И все же один из эпизодов юношеской поры хочется восстановить на бумаге именно теперь, и с отчетливыми подробностями, потому что отчаяние, возникшее тогда в мыслях нашего героя, впервые подтолкнуло его на постановку перед собой «кардинальных» вопросов: кто виноват, а также — за что?
Перемещаясь по стране в поисках утраченной во времени и пространстве детской неприкосновенности и все еще не обретенной личностной независимости, был я затиснут обстоятельствами в так называемый «собачник» пассажирского вагона.
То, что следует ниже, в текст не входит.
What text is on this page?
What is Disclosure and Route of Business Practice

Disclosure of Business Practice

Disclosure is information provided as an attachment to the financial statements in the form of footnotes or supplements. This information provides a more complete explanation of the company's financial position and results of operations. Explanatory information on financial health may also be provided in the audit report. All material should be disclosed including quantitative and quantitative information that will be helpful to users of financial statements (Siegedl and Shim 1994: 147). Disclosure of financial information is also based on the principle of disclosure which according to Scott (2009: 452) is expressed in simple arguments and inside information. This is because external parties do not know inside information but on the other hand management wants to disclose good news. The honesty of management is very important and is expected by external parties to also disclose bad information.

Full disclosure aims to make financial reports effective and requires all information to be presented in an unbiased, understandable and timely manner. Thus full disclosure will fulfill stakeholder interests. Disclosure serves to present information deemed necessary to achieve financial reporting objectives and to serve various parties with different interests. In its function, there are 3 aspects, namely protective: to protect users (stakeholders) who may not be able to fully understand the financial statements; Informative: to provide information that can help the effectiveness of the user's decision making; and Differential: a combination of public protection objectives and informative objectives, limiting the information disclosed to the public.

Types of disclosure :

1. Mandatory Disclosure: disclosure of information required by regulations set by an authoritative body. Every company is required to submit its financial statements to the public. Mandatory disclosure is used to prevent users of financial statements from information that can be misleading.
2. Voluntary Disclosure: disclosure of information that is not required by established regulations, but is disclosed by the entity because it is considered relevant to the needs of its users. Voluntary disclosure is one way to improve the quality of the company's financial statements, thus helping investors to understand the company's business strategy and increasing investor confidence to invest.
Поезда в 1947 году ходили не столь подвижно, как ныне, и хоть расстояние от города Пензы до города Москвы (оставшееся неизменным) огромным не назовешь, истомило оно меня изрядно.
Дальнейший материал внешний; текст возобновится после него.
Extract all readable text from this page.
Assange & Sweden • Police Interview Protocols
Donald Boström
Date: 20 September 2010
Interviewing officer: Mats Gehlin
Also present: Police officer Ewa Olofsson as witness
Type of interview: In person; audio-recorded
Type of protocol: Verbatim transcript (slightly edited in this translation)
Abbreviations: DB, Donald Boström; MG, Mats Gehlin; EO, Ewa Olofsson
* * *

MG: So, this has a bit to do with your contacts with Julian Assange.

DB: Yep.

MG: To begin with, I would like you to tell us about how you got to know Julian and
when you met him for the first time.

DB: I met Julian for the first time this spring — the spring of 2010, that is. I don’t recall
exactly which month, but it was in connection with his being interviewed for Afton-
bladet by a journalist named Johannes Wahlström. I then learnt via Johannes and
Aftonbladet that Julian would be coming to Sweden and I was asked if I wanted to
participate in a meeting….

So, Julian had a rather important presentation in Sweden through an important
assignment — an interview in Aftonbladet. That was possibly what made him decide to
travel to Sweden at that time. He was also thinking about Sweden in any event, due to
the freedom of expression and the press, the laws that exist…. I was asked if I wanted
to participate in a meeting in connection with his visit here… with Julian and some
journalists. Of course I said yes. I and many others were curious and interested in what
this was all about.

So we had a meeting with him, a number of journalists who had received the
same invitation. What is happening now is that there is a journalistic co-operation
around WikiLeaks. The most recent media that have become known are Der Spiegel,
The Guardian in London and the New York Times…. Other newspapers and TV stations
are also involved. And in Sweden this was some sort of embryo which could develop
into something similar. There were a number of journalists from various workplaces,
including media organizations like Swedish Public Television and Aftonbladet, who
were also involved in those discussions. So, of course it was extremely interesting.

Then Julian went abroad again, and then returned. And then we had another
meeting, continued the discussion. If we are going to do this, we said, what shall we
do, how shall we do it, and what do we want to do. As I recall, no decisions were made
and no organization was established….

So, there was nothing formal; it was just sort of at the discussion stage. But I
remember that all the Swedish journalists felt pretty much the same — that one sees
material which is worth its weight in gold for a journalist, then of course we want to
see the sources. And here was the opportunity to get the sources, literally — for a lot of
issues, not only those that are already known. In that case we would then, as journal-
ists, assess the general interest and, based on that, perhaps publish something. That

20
«Собачник» представлял собой довольно уютное, заманчивое вместилище, а именно ящик или шкафчик, приспособленный к потолку в тамбуре вагона, этакие мини-полати с дверцами, предназначенные для перевозки мелких животных и птиц. Высота помещения — тридцать пять сантиметров, ширина и длина — около семидесяти. Вот такое птичье или кошачье купе. Выстланное ароматными опилками, перемешанными с птичьим пометом и кроличьими орешками. (Не отсюда ли понятие о «птичьих правах»?)
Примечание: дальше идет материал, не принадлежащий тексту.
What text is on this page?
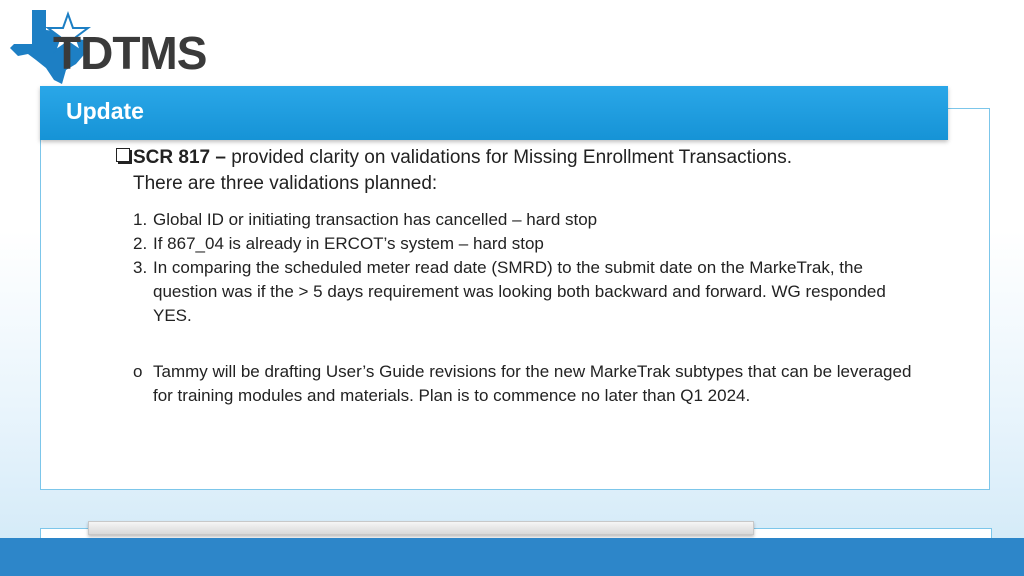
TDTMS
Update
SCR 817 – provided clarity on validations for Missing Enrollment Transactions.
There are three validations planned:
1. Global ID or initiating transaction has cancelled – hard stop
2. If 867_04 is already in ERCOT’s system – hard stop
3. In comparing the scheduled meter read date (SMRD) to the submit date on the MarkeTrak, the question was if the > 5 days requirement was looking both backward and forward. WG responded YES.
o Tammy will be drafting User’s Guide revisions for the new MarkeTrak subtypes that can be leveraged for training modules and materials. Plan is to commence no later than Q1 2024.
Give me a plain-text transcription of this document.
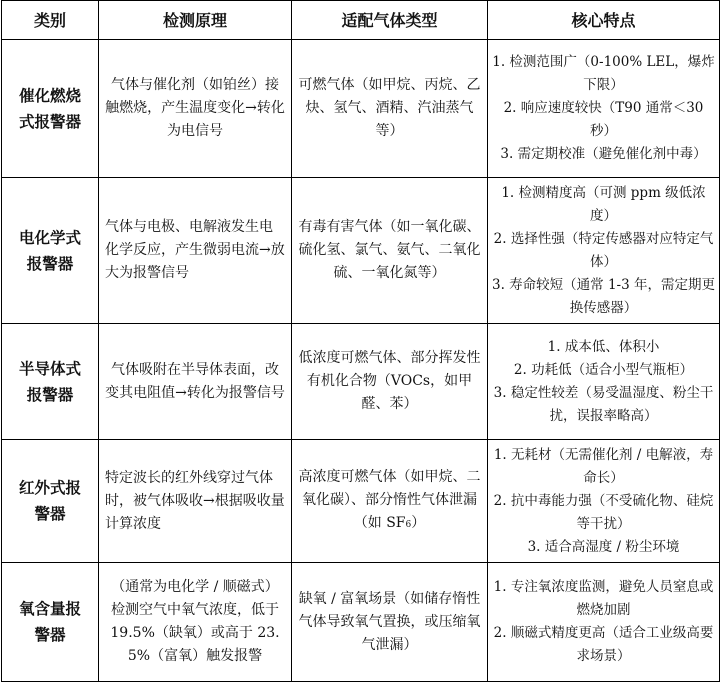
类别	检测原理	适配气体类型	核心特点
催化燃烧式报警器	气体与催化剂（如铂丝）接触燃烧，产生温度变化→转化为电信号	可燃气体（如甲烷、丙烷、乙炔、氢气、酒精、汽油蒸气等）	1. 检测范围广（0-100% LEL，爆炸下限）
2. 响应速度较快（T90 通常＜30 秒）
3. 需定期校准（避免催化剂中毒）

电化学式报警器	气体与电极、电解液发生电化学反应，产生微弱电流→放大为报警信号	有毒有害气体（如一氧化碳、硫化氢、氯气、氨气、二氧化硫、一氧化氮等）	1. 检测精度高（可测 ppm 级低浓度）
2. 选择性强（特定传感器对应特定气体）
3. 寿命较短（通常 1-3 年，需定期更换传感器）

半导体式报警器	气体吸附在半导体表面，改变其电阻值→转化为报警信号	低浓度可燃气体、部分挥发性有机化合物（VOCs，如甲醛、苯）	1. 成本低、体积小
2. 功耗低（适合小型气瓶柜）
3. 稳定性较差（易受温湿度、粉尘干扰，误报率略高）

红外式报警器	特定波长的红外线穿过气体时，被气体吸收→根据吸收量计算浓度	高浓度可燃气体（如甲烷、二氧化碳）、部分惰性气体泄漏（如 SF6）	1. 无耗材（无需催化剂 / 电解液，寿命长）
2. 抗中毒能力强（不受硫化物、硅烷等干扰）
3. 适合高湿度 / 粉尘环境

氧含量报警器	（通常为电化学 / 顺磁式）检测空气中氧气浓度，低于 19.5%（缺氧）或高于 23.5%（富氧）触发报警	缺氧 / 富氧场景（如储存惰性气体导致氧气置换，或压缩氧气泄漏）	1. 专注氧浓度监测，避免人员窒息或燃烧加剧
2. 顺磁式精度更高（适合工业级高要求场景）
Проникать в пассажирские, сулящие благо, «жизнерадостные» поезда удавалось далеко не всем беспризорникам моего послевоенного поколения, большинство из них передвигалось на подножках и крышах, а то и в железных ящиках, что располагались под «брюхом» вагона — на уровне колес. Беспризорный, скитальческого образа жизни пассажир чаще ездил на товарняках.
Август сорок седьмого, пожалуй, был теплым, холодных впечатлений от него в подкорку не отложилось. Хотя на ногах у меня отсутствовала обувь, а на плечах и чреслах висели хабешные, серой масти колонистские рубаха с портками. От Сызрани, в которую скатился я вниз по Волге на колесном пароходе «Глеб Успенский», до Пензы добирался на раскаленной солнцем куче гравия, который еще долго, почти до ночи, отдавал моему телу саккумулированное тепло. В Пензе меня неоднократно отшвыривали от дверей московских скорых и почтовых, и я целую неделю жил на задах станции в бункере забытого, бесхозного комбайна, куда настелил сена, наносил моркови с ближних огородов и откуда меня вытеснил однажды взрослый, более мускулистый конкурент, нуждавшийся в жилой площади.
Внутрь поезда просачиваться надлежало артистически ловко, необходимо было «с достоинством» прошмыгнуть мимо зазевавшейся проводницы, потерявшей бдительность, затем пробираться в людскую гущеру общего вагона, где, спрятавшись под лавкой, выжидать, когда тронется состав. Так я и сделал.
Проводница, подметавшая вагон, обнаружив меня под лавкой, шум поднимать почему-то не стала. Она поманила меня кусочком пиленого сахара, будто дворняжку, и я пошел за ней на край… вагона, в тамбур.
— Тебе куда? — спросила она, шаркая веником по заплеванному полу, оттеснив меня тощим, острым задом к тормозному колесу, в угол площадки.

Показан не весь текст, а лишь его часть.